Incredulidad, rabia y desesperanza. También algo de paranoia —no lo negaré— pues esto de no saber de quiénes han venido tantas malas decisiones desconcierta bastante. Y me cuesta encontrar respuesta a quién me repugna más. Si quienes defienden sin tapujos que hay que cerrar medios públicos, quebrar la memoria histórica o frivolizar con la violencia de género, o aquellos que los utilizan como peldaño para su ambición política. A la repulsión natural que pueden inspirar la violencia, el odio y la xenofobia, habría que sumar la que provocan quienes están dispuestos a pactar con el diablo. Y es que si asquea escuchar a ciertos sucedáneos de político fascista, más demencial resulta ver cómo otros ni siquiera los cuestionan como apetecibles socios de gobierno.

Y esos, esos que están dispuestos a todo por hacerse con los 12 escaños de la vergüenza, son los que vienen a regenerar nuestra tierra. Por ello, ese que no para de perder votos y adeptos, el que le pidió su confianza hasta a una vaca de la campiña cordobesa, salió sin atisbo de pudor a festejar a la calle San Fernando como si acabara de ganar la Liga. Por ello, el hombre gris que enarbola el naranja se erige hoy en presidenciable y cuenta con la complacencia de quienes pretenden dinamitar la autonomía andaluza.
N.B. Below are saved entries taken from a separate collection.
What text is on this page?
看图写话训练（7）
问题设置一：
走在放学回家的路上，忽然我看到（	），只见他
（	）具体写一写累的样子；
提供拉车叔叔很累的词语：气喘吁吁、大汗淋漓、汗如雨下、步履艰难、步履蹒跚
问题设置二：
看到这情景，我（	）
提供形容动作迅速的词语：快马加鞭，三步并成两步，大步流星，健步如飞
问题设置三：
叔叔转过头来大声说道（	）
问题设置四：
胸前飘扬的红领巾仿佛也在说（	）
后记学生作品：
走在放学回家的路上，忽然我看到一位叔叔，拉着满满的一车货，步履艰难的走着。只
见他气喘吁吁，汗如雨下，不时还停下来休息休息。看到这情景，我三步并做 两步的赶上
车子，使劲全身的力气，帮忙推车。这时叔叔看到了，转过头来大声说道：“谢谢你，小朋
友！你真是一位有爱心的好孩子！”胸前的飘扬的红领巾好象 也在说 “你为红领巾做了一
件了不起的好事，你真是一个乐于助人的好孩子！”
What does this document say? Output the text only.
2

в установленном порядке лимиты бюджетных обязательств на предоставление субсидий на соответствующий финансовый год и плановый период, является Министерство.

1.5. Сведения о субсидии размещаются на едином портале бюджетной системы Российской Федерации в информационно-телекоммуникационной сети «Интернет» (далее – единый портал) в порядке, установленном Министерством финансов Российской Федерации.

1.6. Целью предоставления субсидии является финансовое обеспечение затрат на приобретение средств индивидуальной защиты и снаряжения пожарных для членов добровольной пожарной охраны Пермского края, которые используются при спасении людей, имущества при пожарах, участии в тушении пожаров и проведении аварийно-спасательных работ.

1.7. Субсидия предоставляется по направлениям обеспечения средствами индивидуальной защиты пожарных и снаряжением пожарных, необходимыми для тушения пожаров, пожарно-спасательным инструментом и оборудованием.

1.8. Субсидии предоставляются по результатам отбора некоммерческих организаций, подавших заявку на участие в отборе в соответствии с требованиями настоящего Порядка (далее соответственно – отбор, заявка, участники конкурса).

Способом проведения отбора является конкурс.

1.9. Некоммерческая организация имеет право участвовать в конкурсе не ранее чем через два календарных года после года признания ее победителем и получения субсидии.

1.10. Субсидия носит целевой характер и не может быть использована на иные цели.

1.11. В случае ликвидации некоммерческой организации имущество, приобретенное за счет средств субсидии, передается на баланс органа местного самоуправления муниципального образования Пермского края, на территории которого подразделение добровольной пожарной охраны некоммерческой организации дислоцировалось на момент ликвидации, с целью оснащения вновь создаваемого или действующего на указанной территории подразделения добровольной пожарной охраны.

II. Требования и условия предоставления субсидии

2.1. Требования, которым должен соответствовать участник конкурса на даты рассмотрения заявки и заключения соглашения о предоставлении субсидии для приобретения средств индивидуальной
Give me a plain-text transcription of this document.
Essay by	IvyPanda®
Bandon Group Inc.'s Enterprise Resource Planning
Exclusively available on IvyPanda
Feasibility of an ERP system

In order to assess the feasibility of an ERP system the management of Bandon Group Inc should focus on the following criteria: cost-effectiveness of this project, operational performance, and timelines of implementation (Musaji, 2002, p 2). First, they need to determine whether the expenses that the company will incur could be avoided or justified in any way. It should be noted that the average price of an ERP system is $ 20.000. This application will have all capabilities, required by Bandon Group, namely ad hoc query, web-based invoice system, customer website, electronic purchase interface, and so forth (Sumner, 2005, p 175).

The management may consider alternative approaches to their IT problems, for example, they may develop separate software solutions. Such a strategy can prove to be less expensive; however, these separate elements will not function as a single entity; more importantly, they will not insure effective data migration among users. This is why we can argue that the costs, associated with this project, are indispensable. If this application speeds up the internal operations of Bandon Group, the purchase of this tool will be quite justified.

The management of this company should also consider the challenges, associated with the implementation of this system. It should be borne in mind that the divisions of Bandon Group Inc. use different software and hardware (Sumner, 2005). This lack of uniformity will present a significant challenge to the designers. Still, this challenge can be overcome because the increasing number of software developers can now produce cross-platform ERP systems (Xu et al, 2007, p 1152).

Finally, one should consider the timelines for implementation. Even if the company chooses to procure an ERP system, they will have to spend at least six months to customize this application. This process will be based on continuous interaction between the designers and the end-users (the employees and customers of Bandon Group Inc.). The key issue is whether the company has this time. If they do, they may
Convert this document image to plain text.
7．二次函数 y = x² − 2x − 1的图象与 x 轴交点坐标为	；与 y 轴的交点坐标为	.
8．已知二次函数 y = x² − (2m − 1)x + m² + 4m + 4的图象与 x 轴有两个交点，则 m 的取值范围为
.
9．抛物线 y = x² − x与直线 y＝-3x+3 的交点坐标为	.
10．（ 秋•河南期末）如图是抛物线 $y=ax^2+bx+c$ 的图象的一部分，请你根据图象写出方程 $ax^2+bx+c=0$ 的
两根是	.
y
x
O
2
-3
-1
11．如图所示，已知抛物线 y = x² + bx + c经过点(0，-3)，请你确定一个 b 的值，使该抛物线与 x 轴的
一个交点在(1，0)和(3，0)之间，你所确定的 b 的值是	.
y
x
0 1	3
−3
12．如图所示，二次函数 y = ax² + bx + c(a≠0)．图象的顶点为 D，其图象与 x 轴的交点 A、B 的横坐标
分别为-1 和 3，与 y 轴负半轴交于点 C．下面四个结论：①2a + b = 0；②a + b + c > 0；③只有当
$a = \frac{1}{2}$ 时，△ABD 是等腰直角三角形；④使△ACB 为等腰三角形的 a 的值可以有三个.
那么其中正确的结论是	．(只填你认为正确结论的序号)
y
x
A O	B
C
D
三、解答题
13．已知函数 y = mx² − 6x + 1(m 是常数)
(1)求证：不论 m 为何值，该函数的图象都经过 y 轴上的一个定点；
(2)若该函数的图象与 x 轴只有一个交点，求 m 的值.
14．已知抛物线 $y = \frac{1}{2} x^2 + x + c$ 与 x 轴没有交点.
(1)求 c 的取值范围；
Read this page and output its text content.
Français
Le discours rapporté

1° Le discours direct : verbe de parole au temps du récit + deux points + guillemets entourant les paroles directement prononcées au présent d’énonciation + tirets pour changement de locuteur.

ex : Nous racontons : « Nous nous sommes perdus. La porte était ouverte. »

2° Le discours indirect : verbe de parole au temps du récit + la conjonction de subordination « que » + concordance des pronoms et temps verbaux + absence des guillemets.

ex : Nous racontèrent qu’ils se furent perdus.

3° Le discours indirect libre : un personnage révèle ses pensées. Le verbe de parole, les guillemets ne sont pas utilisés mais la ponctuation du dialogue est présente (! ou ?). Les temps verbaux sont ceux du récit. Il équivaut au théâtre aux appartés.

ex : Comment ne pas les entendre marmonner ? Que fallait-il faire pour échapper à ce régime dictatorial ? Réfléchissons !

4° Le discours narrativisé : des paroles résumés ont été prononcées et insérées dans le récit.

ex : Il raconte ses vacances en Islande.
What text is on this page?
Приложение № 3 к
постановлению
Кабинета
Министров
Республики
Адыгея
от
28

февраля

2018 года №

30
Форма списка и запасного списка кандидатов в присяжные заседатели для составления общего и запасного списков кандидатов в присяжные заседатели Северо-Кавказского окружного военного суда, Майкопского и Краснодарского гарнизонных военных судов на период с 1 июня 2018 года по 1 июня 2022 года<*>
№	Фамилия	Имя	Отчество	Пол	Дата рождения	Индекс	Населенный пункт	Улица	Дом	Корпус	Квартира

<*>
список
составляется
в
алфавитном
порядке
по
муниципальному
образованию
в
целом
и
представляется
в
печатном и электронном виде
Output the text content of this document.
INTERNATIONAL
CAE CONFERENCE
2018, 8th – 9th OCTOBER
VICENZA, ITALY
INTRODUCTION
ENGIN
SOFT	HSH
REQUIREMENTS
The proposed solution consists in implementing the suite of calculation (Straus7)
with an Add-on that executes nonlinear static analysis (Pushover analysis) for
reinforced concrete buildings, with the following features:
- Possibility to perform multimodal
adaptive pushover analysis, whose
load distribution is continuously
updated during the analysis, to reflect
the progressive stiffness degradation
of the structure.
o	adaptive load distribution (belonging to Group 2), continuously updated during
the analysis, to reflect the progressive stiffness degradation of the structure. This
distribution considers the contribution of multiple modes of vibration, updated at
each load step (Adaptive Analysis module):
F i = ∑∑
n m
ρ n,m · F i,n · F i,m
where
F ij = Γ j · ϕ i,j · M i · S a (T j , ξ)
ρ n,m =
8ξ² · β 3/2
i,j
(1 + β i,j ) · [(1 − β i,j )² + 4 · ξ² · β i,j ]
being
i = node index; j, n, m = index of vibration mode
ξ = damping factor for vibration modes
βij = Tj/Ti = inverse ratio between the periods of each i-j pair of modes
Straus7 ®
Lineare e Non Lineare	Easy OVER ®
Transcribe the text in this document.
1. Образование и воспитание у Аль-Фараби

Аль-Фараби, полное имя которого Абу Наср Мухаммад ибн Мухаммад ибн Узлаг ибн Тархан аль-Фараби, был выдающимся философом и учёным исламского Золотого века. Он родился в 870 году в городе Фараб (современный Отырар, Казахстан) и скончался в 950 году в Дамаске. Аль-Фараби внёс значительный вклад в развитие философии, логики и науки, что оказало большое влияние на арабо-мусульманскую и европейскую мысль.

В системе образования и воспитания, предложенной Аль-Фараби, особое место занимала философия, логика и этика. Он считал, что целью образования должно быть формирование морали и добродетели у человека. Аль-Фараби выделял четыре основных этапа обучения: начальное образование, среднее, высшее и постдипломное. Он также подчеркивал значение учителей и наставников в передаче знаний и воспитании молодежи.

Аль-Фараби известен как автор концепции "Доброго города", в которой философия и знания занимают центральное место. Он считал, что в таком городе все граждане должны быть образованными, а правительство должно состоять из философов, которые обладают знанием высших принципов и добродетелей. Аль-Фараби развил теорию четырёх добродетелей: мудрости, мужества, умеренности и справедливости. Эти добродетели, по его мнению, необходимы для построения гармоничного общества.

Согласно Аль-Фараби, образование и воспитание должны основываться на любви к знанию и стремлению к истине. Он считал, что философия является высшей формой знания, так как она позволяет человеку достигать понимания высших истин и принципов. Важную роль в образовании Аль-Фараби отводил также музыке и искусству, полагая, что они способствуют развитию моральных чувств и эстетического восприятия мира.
Esa que tanto costó conseguir. Esa por la que murió Caparrós. Sinceramente, no sé quién debe avergonzarnos más: si el tonto útil —el factótum encargado del trabajo sucio—, el perdedor nato con facha eterna de señorito andaluz o el hombre gris naranja a quien Dios ha venido a ver. O nosotros mismos. Probablemente, esta última es la respuesta más certera.

En 1982, Bukowski escribió La senda del perdedor, una novela donde su personaje fetiche mostraba los patios traseros del sueño americano, donde los parias eran parias sin nada de romanticismo. Donde los villanos lo eran más porque eran reales y acuchillaban sin piedad. Sin una gota de ilusión, ni de entusiasmo. La civilización era para Bukowski una causa perdida y la política, poco menos que una charada. La senda de los perdedores está hoy más repleta que nunca. Cuando pierde la tierra, cuando fracasa la historia, no gana nadie. Nadie en absoluto.